The star is around 32 times as massive as the sun and lies within a gigantic disc of spinning plasma known as a “protostellar disc,” which is located about 26,000 light-years from Earth near the dense and dusty galactic core. (The disc is 4,000 astronomical units broad, or 4,000 times the distance between the Earth and the Sun.)

Throughout the universe, such discs serve as stellar fuel, allowing nascent stars to evolve into large, luminous suns over millions of years.
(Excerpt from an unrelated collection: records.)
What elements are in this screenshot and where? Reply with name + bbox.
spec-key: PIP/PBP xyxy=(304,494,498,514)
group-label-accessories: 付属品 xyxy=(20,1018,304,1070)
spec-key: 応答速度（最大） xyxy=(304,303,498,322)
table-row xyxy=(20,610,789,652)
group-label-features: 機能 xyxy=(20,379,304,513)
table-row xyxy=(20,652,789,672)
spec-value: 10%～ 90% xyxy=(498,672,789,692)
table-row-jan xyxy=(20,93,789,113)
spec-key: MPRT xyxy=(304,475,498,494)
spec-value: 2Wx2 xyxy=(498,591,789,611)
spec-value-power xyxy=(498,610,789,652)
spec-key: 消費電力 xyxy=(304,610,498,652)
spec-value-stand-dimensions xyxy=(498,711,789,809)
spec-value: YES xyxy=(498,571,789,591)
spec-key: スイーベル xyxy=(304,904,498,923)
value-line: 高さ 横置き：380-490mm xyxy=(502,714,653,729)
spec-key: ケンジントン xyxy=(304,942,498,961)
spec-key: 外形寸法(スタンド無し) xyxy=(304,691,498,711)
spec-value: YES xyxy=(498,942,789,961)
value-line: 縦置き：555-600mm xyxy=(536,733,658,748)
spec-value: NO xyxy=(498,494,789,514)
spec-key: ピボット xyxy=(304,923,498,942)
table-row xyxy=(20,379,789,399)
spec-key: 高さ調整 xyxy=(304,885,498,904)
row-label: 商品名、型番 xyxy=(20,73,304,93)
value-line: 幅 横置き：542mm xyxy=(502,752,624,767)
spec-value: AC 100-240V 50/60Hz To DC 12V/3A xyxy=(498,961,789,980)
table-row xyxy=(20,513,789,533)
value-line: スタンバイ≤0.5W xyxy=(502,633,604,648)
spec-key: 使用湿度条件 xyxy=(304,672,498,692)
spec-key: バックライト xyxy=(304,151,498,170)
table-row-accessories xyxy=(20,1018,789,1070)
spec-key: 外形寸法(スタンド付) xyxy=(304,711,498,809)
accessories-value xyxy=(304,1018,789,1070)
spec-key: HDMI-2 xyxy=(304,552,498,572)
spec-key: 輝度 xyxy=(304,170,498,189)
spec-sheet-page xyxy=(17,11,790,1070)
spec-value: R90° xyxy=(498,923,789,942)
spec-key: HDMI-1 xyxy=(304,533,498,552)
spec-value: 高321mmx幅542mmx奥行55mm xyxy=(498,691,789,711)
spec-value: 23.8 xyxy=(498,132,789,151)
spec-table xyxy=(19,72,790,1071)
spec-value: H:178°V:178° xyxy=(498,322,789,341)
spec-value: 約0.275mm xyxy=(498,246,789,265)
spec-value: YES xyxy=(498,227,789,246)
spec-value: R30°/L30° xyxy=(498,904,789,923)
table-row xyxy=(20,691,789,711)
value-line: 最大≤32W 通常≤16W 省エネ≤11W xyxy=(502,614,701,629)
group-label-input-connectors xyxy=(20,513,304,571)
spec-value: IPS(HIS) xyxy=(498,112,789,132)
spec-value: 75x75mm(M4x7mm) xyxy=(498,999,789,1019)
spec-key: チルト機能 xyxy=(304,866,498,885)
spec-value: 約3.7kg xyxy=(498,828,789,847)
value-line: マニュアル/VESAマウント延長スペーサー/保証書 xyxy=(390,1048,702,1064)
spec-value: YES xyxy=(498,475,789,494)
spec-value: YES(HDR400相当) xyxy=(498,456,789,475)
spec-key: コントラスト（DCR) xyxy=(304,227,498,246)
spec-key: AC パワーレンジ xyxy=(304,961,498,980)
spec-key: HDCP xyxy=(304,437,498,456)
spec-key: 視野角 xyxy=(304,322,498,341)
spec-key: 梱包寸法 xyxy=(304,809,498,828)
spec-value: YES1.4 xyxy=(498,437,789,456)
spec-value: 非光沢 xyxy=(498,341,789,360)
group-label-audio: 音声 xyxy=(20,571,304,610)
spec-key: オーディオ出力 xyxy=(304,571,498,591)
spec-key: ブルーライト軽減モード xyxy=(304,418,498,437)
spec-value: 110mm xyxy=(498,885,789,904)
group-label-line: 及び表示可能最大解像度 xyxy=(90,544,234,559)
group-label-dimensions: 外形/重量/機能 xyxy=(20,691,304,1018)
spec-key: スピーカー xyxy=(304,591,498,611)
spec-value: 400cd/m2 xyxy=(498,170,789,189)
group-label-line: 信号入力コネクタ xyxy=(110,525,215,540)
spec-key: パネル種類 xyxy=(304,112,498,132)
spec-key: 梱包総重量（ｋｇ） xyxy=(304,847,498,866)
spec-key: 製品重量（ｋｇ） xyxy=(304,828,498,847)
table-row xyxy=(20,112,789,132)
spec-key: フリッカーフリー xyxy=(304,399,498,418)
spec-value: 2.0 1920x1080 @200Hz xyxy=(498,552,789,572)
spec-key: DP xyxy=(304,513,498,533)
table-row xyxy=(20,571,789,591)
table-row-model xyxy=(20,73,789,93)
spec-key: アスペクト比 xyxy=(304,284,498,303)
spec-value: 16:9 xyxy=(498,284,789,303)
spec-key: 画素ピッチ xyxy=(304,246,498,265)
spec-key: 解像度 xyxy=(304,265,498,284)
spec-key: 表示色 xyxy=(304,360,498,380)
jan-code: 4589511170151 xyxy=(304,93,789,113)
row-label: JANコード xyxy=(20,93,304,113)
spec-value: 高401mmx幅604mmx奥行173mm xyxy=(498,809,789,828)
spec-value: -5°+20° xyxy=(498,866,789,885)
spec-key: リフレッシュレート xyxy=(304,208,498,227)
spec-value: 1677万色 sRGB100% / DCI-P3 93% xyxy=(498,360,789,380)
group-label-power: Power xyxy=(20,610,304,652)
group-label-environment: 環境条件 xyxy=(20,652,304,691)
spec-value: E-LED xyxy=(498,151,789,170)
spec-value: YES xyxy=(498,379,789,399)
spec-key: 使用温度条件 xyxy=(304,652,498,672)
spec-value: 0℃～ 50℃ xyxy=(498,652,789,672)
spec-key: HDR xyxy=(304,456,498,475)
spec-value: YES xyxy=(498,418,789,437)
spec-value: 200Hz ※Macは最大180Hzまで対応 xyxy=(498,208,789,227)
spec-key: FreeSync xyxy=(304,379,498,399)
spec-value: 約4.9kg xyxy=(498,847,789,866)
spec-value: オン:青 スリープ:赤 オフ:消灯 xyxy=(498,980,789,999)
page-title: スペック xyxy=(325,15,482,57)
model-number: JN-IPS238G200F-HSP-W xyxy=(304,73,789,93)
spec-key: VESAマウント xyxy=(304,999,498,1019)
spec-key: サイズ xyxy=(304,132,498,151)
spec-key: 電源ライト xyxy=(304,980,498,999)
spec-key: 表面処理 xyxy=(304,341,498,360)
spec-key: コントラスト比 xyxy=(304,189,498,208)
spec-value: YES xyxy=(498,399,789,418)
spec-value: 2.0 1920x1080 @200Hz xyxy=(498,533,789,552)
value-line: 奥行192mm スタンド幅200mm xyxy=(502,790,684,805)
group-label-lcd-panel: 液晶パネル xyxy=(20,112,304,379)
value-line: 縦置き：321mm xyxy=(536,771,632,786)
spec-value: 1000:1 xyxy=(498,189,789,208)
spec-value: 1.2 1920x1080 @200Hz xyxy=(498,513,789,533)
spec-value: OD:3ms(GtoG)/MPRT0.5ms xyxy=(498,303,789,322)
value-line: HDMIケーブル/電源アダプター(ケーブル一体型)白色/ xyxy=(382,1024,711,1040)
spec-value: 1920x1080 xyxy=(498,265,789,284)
But astronomers have never seen anything like it: a small galaxy orbiting uncomfortably near to the galactic center.

What Are The New Observations?

According to a new study published in the journal Nature Astronomy on May 30, the answers could be found in a mysterious object around three times the mass of the sun lying just outside the spiral disk’s orbit.

The researchers discovered that the disc does not appear to be moving in a way that would give it a natural spiral structure using high-definition data collected with the Atacama Large Millimeter/submillimeter Array (ALMA) telescope in Chile.

The disc, they said, appears to be literally churned up by a near-collision with another body — like the mystery triple-sun-sized object that’s still visible nearby.

To test this theory, the researchers calculated a dozen possible orbits for the strange object and ran a simulation to determine if any of them might have taken it close enough to the protostellar disc to cause it to spiral.

What Did The Researchers Find?

They discovered that if the item have followed a precise path, it could have skimmed past the disc roughly 12,000 years ago, perturbing the dust just enough to produce the brilliant spiral form that can be seen today.

“The good agreement between analytical calculations, numerical simulations, and ALMA observations provide strong evidence that the spiral arms in the disc are relics of the intruding object’s flyby,” study co-author Lu Xing, an associate researcher at the Chinese Academy of Sciences’ Shanghai Astronomical Observatory, said in a statement.

The Significance Of This Research

This research not only provides the first direct photographs of a protostellar disc at the galactic core, but it also demonstrates how external objects can whip stellar discs into spiral geometries that are only visible on galactic scales.

This is because the Milky Way’s center is millions of times denser with stars than our part of the galaxy, near-miss events like this are likely to happen frequently there, according to astronomers.

That means our galaxy’s core could be crammed with tiny spirals just waiting to be discovered. For a very long time, scientists may not be able to reach the center of this cosmic nesting doll.